Die britischen Konservativen sind nicht mehr, was sie einmal waren. So könnte man die Erkenntnisse von Analysten nach Durchsicht des Wahlprogramms der Tories auf den Punkt bringen. Zwar gelten sie immer noch als unternehmerfreundlicher als die Labour Party von Jeremy Corbyn, jedoch hat Premierministerin Theresa May dem Manifest einen populistischen Touch verliehen und Obergrenzen für die Energiekosten, strengere Prüfung von Firmenübernahmen und Managervergütungen und vor allem einen Austritt aus dem EU-Binnenmarkt versprochen.

„Da May offenbar stärker in den Markt eingreifen wird als ihre konservativen Vorgänger, erwarten wir, dass Fondsmanager zunehmend auf das Kleingedruckte in den Wahlversprechen des Tory-Programms achten werden“, sagte David Docherty, Fondsmanager bei Schroders in London.

Nach den Terroranschlägen von London und Manchester hat sich der Fokus vom Brexit auf das Thema Sicherheit verlagert.

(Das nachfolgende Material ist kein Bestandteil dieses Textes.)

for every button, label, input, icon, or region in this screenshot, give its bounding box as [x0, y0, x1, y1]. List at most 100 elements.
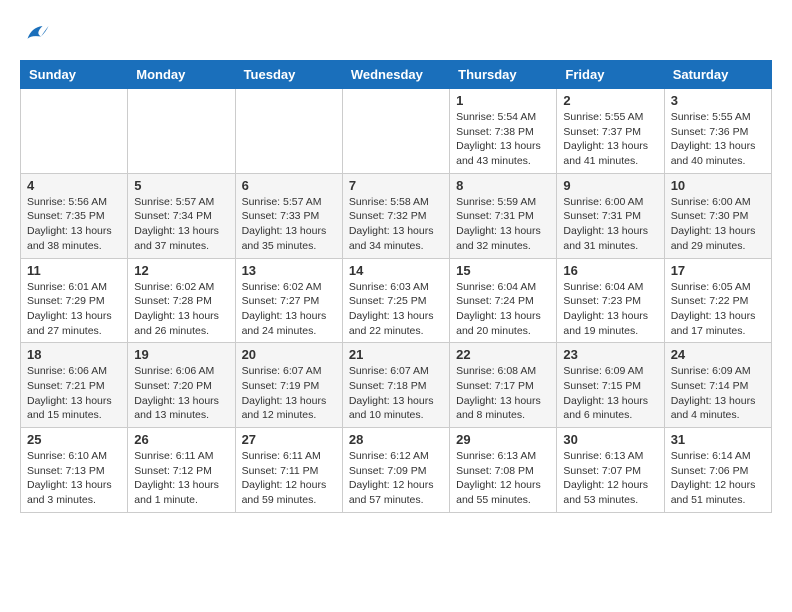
- day-info: Sunrise: 6:12 AM Sunset: 7:09 PM Dayligh…: [349, 449, 443, 508]
- calendar-day-cell: 26 Sunrise: 6:11 AM Sunset: 7:12 PM Dayli…: [128, 428, 235, 513]
- day-info: Sunrise: 5:57 AM Sunset: 7:33 PM Dayligh…: [242, 195, 336, 254]
- day-info: Sunrise: 6:02 AM Sunset: 7:27 PM Dayligh…: [242, 280, 336, 339]
- calendar-day-cell: [342, 89, 449, 174]
- calendar-week-row: 11 Sunrise: 6:01 AM Sunset: 7:29 PM Dayli…: [21, 258, 772, 343]
- day-number: 14: [349, 263, 443, 278]
- calendar-day-cell: 8 Sunrise: 5:59 AM Sunset: 7:31 PM Daylig…: [450, 173, 557, 258]
- day-info: Sunrise: 6:06 AM Sunset: 7:21 PM Dayligh…: [27, 364, 121, 423]
- calendar-day-cell: 12 Sunrise: 6:02 AM Sunset: 7:28 PM Dayli…: [128, 258, 235, 343]
- day-number: 1: [456, 93, 550, 108]
- calendar-day-cell: 29 Sunrise: 6:13 AM Sunset: 7:08 PM Dayli…: [450, 428, 557, 513]
- day-number: 6: [242, 178, 336, 193]
- day-number: 2: [563, 93, 657, 108]
- day-number: 17: [671, 263, 765, 278]
- day-number: 29: [456, 432, 550, 447]
- day-number: 26: [134, 432, 228, 447]
- day-info: Sunrise: 6:06 AM Sunset: 7:20 PM Dayligh…: [134, 364, 228, 423]
- calendar-day-cell: 1 Sunrise: 5:54 AM Sunset: 7:38 PM Daylig…: [450, 89, 557, 174]
- day-info: Sunrise: 6:14 AM Sunset: 7:06 PM Dayligh…: [671, 449, 765, 508]
- day-info: Sunrise: 6:05 AM Sunset: 7:22 PM Dayligh…: [671, 280, 765, 339]
- calendar-day-cell: 23 Sunrise: 6:09 AM Sunset: 7:15 PM Dayli…: [557, 343, 664, 428]
- calendar-week-row: 18 Sunrise: 6:06 AM Sunset: 7:21 PM Dayli…: [21, 343, 772, 428]
- calendar-day-cell: 19 Sunrise: 6:06 AM Sunset: 7:20 PM Dayli…: [128, 343, 235, 428]
- calendar-day-cell: 28 Sunrise: 6:12 AM Sunset: 7:09 PM Dayli…: [342, 428, 449, 513]
- day-number: 28: [349, 432, 443, 447]
- day-info: Sunrise: 5:59 AM Sunset: 7:31 PM Dayligh…: [456, 195, 550, 254]
- calendar-day-cell: 30Sunrise: 6:13 AM Sunset: 7:07 PM Dayli…: [557, 428, 664, 513]
- logo-bird-icon: [20, 20, 50, 50]
- day-info: Sunrise: 5:55 AM Sunset: 7:36 PM Dayligh…: [671, 110, 765, 169]
- day-number: 27: [242, 432, 336, 447]
- calendar-body: 1 Sunrise: 5:54 AM Sunset: 7:38 PM Daylig…: [21, 89, 772, 513]
- day-number: 7: [349, 178, 443, 193]
- calendar-day-cell: 2 Sunrise: 5:55 AM Sunset: 7:37 PM Daylig…: [557, 89, 664, 174]
- calendar-day-cell: 4 Sunrise: 5:56 AM Sunset: 7:35 PM Daylig…: [21, 173, 128, 258]
- calendar-day-cell: 15Sunrise: 6:04 AM Sunset: 7:24 PM Dayli…: [450, 258, 557, 343]
- day-info: Sunrise: 6:03 AM Sunset: 7:25 PM Dayligh…: [349, 280, 443, 339]
- day-info: Sunrise: 6:00 AM Sunset: 7:30 PM Dayligh…: [671, 195, 765, 254]
- day-info: Sunrise: 6:09 AM Sunset: 7:15 PM Dayligh…: [563, 364, 657, 423]
- calendar-day-cell: 14 Sunrise: 6:03 AM Sunset: 7:25 PM Dayli…: [342, 258, 449, 343]
- calendar-table: SundayMondayTuesdayWednesdayThursdayFrid…: [20, 60, 772, 513]
- day-of-week-header: Thursday: [450, 61, 557, 89]
- day-info: Sunrise: 6:13 AM Sunset: 7:07 PM Dayligh…: [563, 449, 657, 508]
- calendar-header: SundayMondayTuesdayWednesdayThursdayFrid…: [21, 61, 772, 89]
- calendar-day-cell: 3 Sunrise: 5:55 AM Sunset: 7:36 PM Daylig…: [664, 89, 771, 174]
- day-number: 22: [456, 347, 550, 362]
- calendar-day-cell: 9 Sunrise: 6:00 AM Sunset: 7:31 PM Daylig…: [557, 173, 664, 258]
- day-number: 19: [134, 347, 228, 362]
- calendar-day-cell: 31 Sunrise: 6:14 AM Sunset: 7:06 PM Dayli…: [664, 428, 771, 513]
- calendar-day-cell: 16Sunrise: 6:04 AM Sunset: 7:23 PM Dayli…: [557, 258, 664, 343]
- day-number: 23: [563, 347, 657, 362]
- day-info: Sunrise: 6:00 AM Sunset: 7:31 PM Dayligh…: [563, 195, 657, 254]
- calendar-day-cell: 18 Sunrise: 6:06 AM Sunset: 7:21 PM Dayli…: [21, 343, 128, 428]
- day-of-week-header: Saturday: [664, 61, 771, 89]
- day-number: 24: [671, 347, 765, 362]
- calendar-day-cell: [21, 89, 128, 174]
- day-number: 13: [242, 263, 336, 278]
- day-number: 8: [456, 178, 550, 193]
- day-number: 25: [27, 432, 121, 447]
- day-info: Sunrise: 6:07 AM Sunset: 7:18 PM Dayligh…: [349, 364, 443, 423]
- day-number: 12: [134, 263, 228, 278]
- calendar-week-row: 25Sunrise: 6:10 AM Sunset: 7:13 PM Dayli…: [21, 428, 772, 513]
- calendar-day-cell: 20 Sunrise: 6:07 AM Sunset: 7:19 PM Dayli…: [235, 343, 342, 428]
- calendar-day-cell: [128, 89, 235, 174]
- day-number: 4: [27, 178, 121, 193]
- day-number: 11: [27, 263, 121, 278]
- day-of-week-header: Sunday: [21, 61, 128, 89]
- calendar-week-row: 1 Sunrise: 5:54 AM Sunset: 7:38 PM Daylig…: [21, 89, 772, 174]
- day-of-week-header: Wednesday: [342, 61, 449, 89]
- day-of-week-header: Tuesday: [235, 61, 342, 89]
- logo: [20, 20, 54, 50]
- day-number: 3: [671, 93, 765, 108]
- day-number: 5: [134, 178, 228, 193]
- day-info: Sunrise: 5:58 AM Sunset: 7:32 PM Dayligh…: [349, 195, 443, 254]
- day-info: Sunrise: 5:54 AM Sunset: 7:38 PM Dayligh…: [456, 110, 550, 169]
- day-info: Sunrise: 5:55 AM Sunset: 7:37 PM Dayligh…: [563, 110, 657, 169]
- calendar-day-cell: 11 Sunrise: 6:01 AM Sunset: 7:29 PM Dayli…: [21, 258, 128, 343]
- day-info: Sunrise: 6:01 AM Sunset: 7:29 PM Dayligh…: [27, 280, 121, 339]
- day-info: Sunrise: 6:04 AM Sunset: 7:24 PM Dayligh…: [456, 280, 550, 339]
- day-info: Sunrise: 6:09 AM Sunset: 7:14 PM Dayligh…: [671, 364, 765, 423]
- day-number: 20: [242, 347, 336, 362]
- calendar-day-cell: 24 Sunrise: 6:09 AM Sunset: 7:14 PM Dayli…: [664, 343, 771, 428]
- calendar-day-cell: 10Sunrise: 6:00 AM Sunset: 7:30 PM Dayli…: [664, 173, 771, 258]
- calendar-day-cell: [235, 89, 342, 174]
- day-number: 16: [563, 263, 657, 278]
- calendar-day-cell: 21 Sunrise: 6:07 AM Sunset: 7:18 PM Dayli…: [342, 343, 449, 428]
- day-number: 21: [349, 347, 443, 362]
- day-info: Sunrise: 6:07 AM Sunset: 7:19 PM Dayligh…: [242, 364, 336, 423]
- day-info: Sunrise: 6:13 AM Sunset: 7:08 PM Dayligh…: [456, 449, 550, 508]
- day-info: Sunrise: 5:56 AM Sunset: 7:35 PM Dayligh…: [27, 195, 121, 254]
- day-number: 31: [671, 432, 765, 447]
- calendar-day-cell: 5Sunrise: 5:57 AM Sunset: 7:34 PM Daylig…: [128, 173, 235, 258]
- calendar-day-cell: 7 Sunrise: 5:58 AM Sunset: 7:32 PM Daylig…: [342, 173, 449, 258]
- day-number: 9: [563, 178, 657, 193]
- day-number: 18: [27, 347, 121, 362]
- day-info: Sunrise: 6:02 AM Sunset: 7:28 PM Dayligh…: [134, 280, 228, 339]
- calendar-week-row: 4 Sunrise: 5:56 AM Sunset: 7:35 PM Daylig…: [21, 173, 772, 258]
- day-info: Sunrise: 6:11 AM Sunset: 7:12 PM Dayligh…: [134, 449, 228, 508]
- calendar-day-cell: 25Sunrise: 6:10 AM Sunset: 7:13 PM Dayli…: [21, 428, 128, 513]
- calendar-day-cell: 6 Sunrise: 5:57 AM Sunset: 7:33 PM Daylig…: [235, 173, 342, 258]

Eine Reihe von Fehltritten Mays haben ihren Vorsprung bei den Umfragen verringert. Zwar haben die Konservativen in den Umfragen noch immer die Nase vorn, aber Labour-Partei verringerte den Abstand am heutigen Mittwoch weiter. 

So lagen die Tories nach der letzten YouGov-Umfrage mit 42 Prozent der Stimmen nur noch vier Punkte vor Labour mit 38 Prozent. Laut einer Erhebung des Meinungsforschungsinstituts Opinium hat Mays Partei mit 43 Prozent immerhin sieben Prozentpunkte Vorsprung. Bei dem Wettbewerber ICM betrug der Abstand zwischen den Parteien zuletzt ganze elf Punkte mit 45 Prozent für die Konservativen und 34 Prozent für Labour. Labour hatte Anfang Mai zeitweise unter der 30-Prozent-Marke gelegen.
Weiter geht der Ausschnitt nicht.